- Fifth Circuit panel set to hear oral arguments July 9
- Lower court relied on now-defunct Chevron doctrine
One of the first tests of the post-Chevron legal landscape is set to hit the conservative-leaning Fifth Circuit on Tuesday as it hears a challenge to a major Biden climate change initiative aimed at encouraging sustainable investing in 401(k) plans.
Judge Matthew Kacsmaryk of the US District Court for the Northern District of Texas leaned heavily on the Chevron doctrine in his September decision that the US Labor Department acted within its authority in issuing the environmental, social, and corporate governance investing rule.
But that was before the US Supreme Court overturned Chevron in Loper Bright Enterprises v. Raimondo June 28, ending the requirement that judges defer to reasonable agency interpretations when the law is ambiguous or silent.
The coming showdown at the US Court of Appeals for the Fifth Circuit between the Biden administration and red state attorneys general suing over the ESG regulation could have a broad influence over how courts deal with these Administrative Procedure Act rules challenges post-Loper Bright. Federal district court judges have already begun to override Biden rulemaking in the days since the justices’ decision.
The Republican attorneys general in their appeal zeroed in on the ESG rule’s revision of a 30-year-old test known as the “tiebreaker standard,” claiming the update violates federal benefits law. The DOL standard allows retirement plan sponsors and other fiduciaries to select one investment over another based on “collateral benefits,” when two or more options are economically equivalent.
The states led by Utah in a letter filed just hours after Loper Bright said the decision means the tiebreaker standard and other parts of the ESG rule formulated by the DOL’s Employee Benefits Security Administration cannot stand under the APA, pointing to Kacsmaryk’s reliance on agency deference.
The DOL quickly struck back, arguing that its do-good investing rule does not need agency deference to be sustained, and that its latest Fifth Circuit brief did not rely on the Chevron doctrine at all.
‘Not Going Away’
Overturning the ESG regulation would impact the scope of investment selections available to retirement savers, as well as their ability to sue employers for breaches of their plan sponsor duties.
It also would be a major salvo in a political battle over the role of ESG factors in the investing world at large and on retirement plan menus specifically.
EBSA finalized the ESG regulation in 2022, two years after a Trump-era rule addressing the issue strictly limited retirement investment choices based on use of “non-pecuniary” factors.
Shortly after the Biden rule was enacted, the GOP attorneys general sued to block its enforcement, while their allies in Congress launched legislation aimed at eliminating it.
President Joe Biden used the first veto of his presidency to reject a Congressional Review Act measure that would have thwarted the rule, but the litigation remains.
The Fifth Circuit in particular has proved a popular venue for those suing over Biden administration rules.

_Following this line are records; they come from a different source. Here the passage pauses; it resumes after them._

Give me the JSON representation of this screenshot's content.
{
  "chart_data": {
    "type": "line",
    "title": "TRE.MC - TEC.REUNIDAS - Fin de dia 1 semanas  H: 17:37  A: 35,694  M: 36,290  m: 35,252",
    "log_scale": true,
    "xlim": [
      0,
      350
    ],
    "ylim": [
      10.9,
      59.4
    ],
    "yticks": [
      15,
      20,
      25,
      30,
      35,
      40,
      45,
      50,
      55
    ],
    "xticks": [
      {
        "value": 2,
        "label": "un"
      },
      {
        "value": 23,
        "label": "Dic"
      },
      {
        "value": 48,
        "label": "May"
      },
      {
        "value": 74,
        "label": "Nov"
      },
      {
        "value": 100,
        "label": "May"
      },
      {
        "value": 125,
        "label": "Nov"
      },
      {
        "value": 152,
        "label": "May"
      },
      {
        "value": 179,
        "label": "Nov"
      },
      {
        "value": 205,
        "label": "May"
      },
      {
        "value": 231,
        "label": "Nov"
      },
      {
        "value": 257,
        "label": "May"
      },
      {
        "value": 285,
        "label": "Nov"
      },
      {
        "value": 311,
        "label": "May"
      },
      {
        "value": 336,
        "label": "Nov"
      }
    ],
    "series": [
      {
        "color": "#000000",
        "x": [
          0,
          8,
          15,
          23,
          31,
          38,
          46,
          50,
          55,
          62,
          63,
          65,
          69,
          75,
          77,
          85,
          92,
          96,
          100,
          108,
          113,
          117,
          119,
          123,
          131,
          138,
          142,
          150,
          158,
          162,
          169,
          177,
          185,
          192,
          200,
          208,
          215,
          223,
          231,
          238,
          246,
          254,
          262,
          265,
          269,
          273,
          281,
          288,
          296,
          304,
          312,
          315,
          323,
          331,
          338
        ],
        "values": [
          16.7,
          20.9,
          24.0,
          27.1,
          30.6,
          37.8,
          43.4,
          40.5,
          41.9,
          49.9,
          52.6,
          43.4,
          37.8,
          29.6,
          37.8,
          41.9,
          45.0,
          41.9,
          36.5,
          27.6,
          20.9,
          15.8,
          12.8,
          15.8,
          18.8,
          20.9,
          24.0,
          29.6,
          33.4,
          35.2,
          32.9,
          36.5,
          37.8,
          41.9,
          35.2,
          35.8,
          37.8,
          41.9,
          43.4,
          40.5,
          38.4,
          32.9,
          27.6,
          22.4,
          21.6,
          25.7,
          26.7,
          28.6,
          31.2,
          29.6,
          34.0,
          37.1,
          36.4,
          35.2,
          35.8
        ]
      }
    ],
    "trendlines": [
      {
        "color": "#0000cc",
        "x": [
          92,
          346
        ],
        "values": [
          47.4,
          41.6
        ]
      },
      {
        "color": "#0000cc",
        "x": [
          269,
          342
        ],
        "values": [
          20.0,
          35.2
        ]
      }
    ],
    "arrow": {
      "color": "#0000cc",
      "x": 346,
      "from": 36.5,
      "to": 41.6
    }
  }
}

But the DOL is holding its ground, arguing in its brief to the appeals court that its rulemaking is consistent with the Employee Retirement Income Security Act, as plan fiduciaries using ESG factors under its tiebreaker standard are still carrying out their fiduciary duty to act in investors’ best interests.
“I think it’s very noteworthy that Judge Kacsmaryk, who has a reputation for being one of the most conservative judges in the country, appropriately and correctly reached the conclusion that the Biden rule should not be vacated,” said Jason Levy, of counsel at Covington & Burling LLP. “I think that may be predictive, whether it’s a conservative panel or en banc in the Fifth Circuit, of how the Fifth Circuit may rule as well.”
Levy represented J. Mark Iwry, a former Treasury Department official, in his amicus brief supporting the DOL in the appeal.
Several amicus briefs filed in support of the red-state AGs on appeal said “political activism” shouldn’t factor into workers’ retirement savings under ERISA.
The argument that sustainability factors should be excluded from retirement accounts has gained steam even as the principles become more popular among some investment managers.
In another Northern District of Texas case that recently went to a bench trial, a pilot sued American Airlines Group Inc. alleging that its 401(k) plan is loaded with “leftist political agendas” because of the inclusion of funds from BlackRock Institutional Trust Company Inc. and other asset managers.
ERISA-type ESG cases are getting “more and more attention in the courts,” said Joanne Roskey, a member of Miller Chevalier Chartered’s employee benefits practice. “These issues are not going away, and I think clarification on the rule that’s going to be used to guide these decisions is going to be really important.”
Flow Law Firm PLLC represents the states along with the offices of the plaintiff attorneys general.
The case is Utah v. Su, 5th Cir., No. 23-11097, oral argument scheduled 7/9/24.